A brake disc dynamic balance detection method based on multisource information fusion

This article proposes a method for detecting the dynamic balance of brake discs based on deep convolutional neural networks (DCNN) and GraphSAGE networks, aimed at addressing the issue of dynamic balance detection of automotive brake discs under real-world operating conditions. As a key component of vehicle safety, the braking system’s performance directly affects the vehicle’s braking efficiency and driving safety. During use, the brake disc may develop an imbalanced state due to factors such as uneven thickness, warping, and surface dents. However, the number of normal state data samples is often much higher than that of the imbalanced state, and traditional detection methods frequently face the challenge of low recognition accuracy in such scenarios.

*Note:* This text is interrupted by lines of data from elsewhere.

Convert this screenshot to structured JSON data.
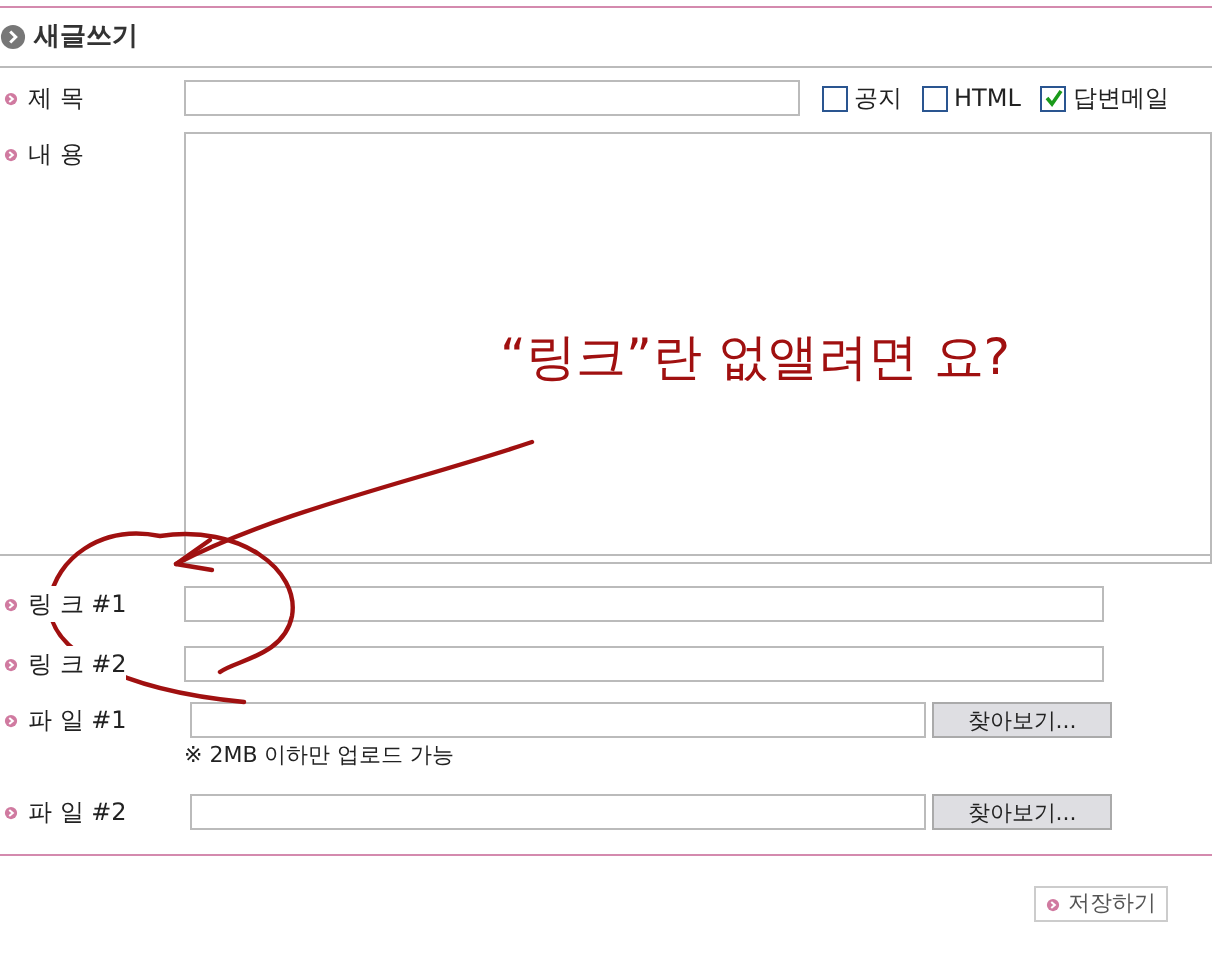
{
  "header": {
    "title": "새글쓰기"
  },
  "subject": {
    "label": "제 목",
    "options": [
      {
        "label": "공지",
        "checked": false
      },
      {
        "label": "HTML",
        "checked": false
      },
      {
        "label": "답변메일",
        "checked": true
      }
    ]
  },
  "content": {
    "label": "내 용"
  },
  "links": [
    {
      "label": "링 크 #1"
    },
    {
      "label": "링 크 #2"
    }
  ],
  "files": [
    {
      "label": "파 일 #1",
      "button": "찾아보기...",
      "note": "※ 2MB 이하만 업로드 가능"
    },
    {
      "label": "파 일 #2",
      "button": "찾아보기..."
    }
  ],
  "save_button": "저장하기",
  "annotation": {
    "text": "“링크”란 없앨려면 요?"
  }
}
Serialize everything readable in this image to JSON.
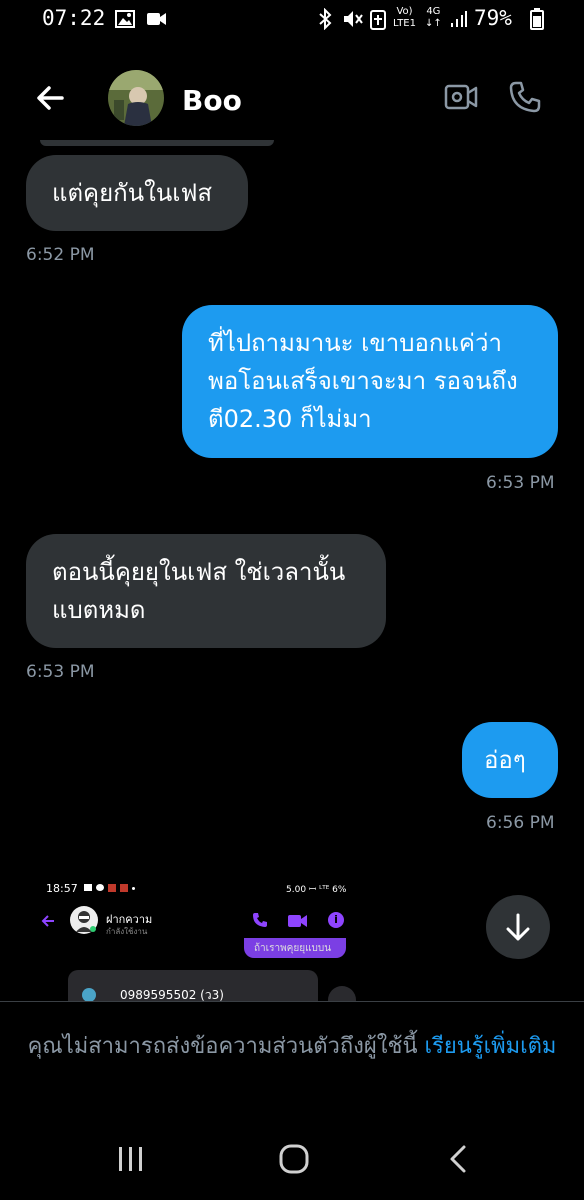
{
  "status_bar": {
    "time": "07:22",
    "network_top": "Vo)",
    "network_bottom": "LTE1",
    "net_type": "4G",
    "battery": "79%"
  },
  "header": {
    "contact_name": "Boo",
    "back_icon": "arrow-left-icon",
    "video_icon": "video-camera-icon",
    "call_icon": "phone-icon"
  },
  "messages": [
    {
      "direction": "in",
      "lines": [
        "แต่คุยกันในเฟส"
      ],
      "time": "6:52 PM"
    },
    {
      "direction": "out",
      "lines": [
        "ที่ไปถามมานะ เขาบอกแค่ว่า",
        "พอโอนเสร็จเขาจะมา รอจนถึง",
        "ตี02.30 ก็ไม่มา"
      ],
      "time": "6:53 PM"
    },
    {
      "direction": "in",
      "lines": [
        "ตอนนี้คุยยุในเฟส ใช่เวลานั้น",
        "แบตหมด"
      ],
      "time": "6:53 PM"
    },
    {
      "direction": "out",
      "lines": [
        "อ่อๆ"
      ],
      "time": "6:56 PM"
    }
  ],
  "embedded_screenshot": {
    "time": "18:57",
    "status_right": "5.00 ꟷ ᴸᵀᴱ 6%",
    "contact_name": "ฝากความ",
    "contact_status": "กำลังใช้งาน",
    "banner_text": "ถ้าเราพคุยยุแบบน",
    "phone_number": "0989595502 (ว3)"
  },
  "notice": {
    "text": "คุณไม่สามารถส่งข้อความส่วนตัวถึงผู้ใช้นี้ ",
    "link": "เรียนรู้เพิ่มเติม"
  },
  "colors": {
    "accent": "#1d9bf0",
    "incoming_bubble": "#2f3336",
    "background": "#000000"
  }
}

To overcome this challenge, this article utilizes multisource data, including vibration signals, sound signals, and brake pressure and performs feature extraction and compression through DCNN. It then combines the graph structure characteristics of the GraphSAGE network to aggregate information from adjacent nodes, significantly improving detection performance in imbalanced data scenarios. Experimental results show that the proposed method achieves an effective detection accuracy of at least 93.98% on imbalanced datasets. The average area under the curve value obtained from the ROC curve is 0.9483, indicating good classification capability. t-Distributed Stochastic Neighbor Embedding (t-SNE) visualization further confirms the method’s effectiveness and robustness in distinguishing between different brake disc states. The study demonstrates that the proposed method solves the data imbalance issue without the need for data augmentation or significant modifications to the network structure. It offers an efficient and feasible solution for dynamic balance detection of automotive braking systems under complex operating conditions, with important engineering application value.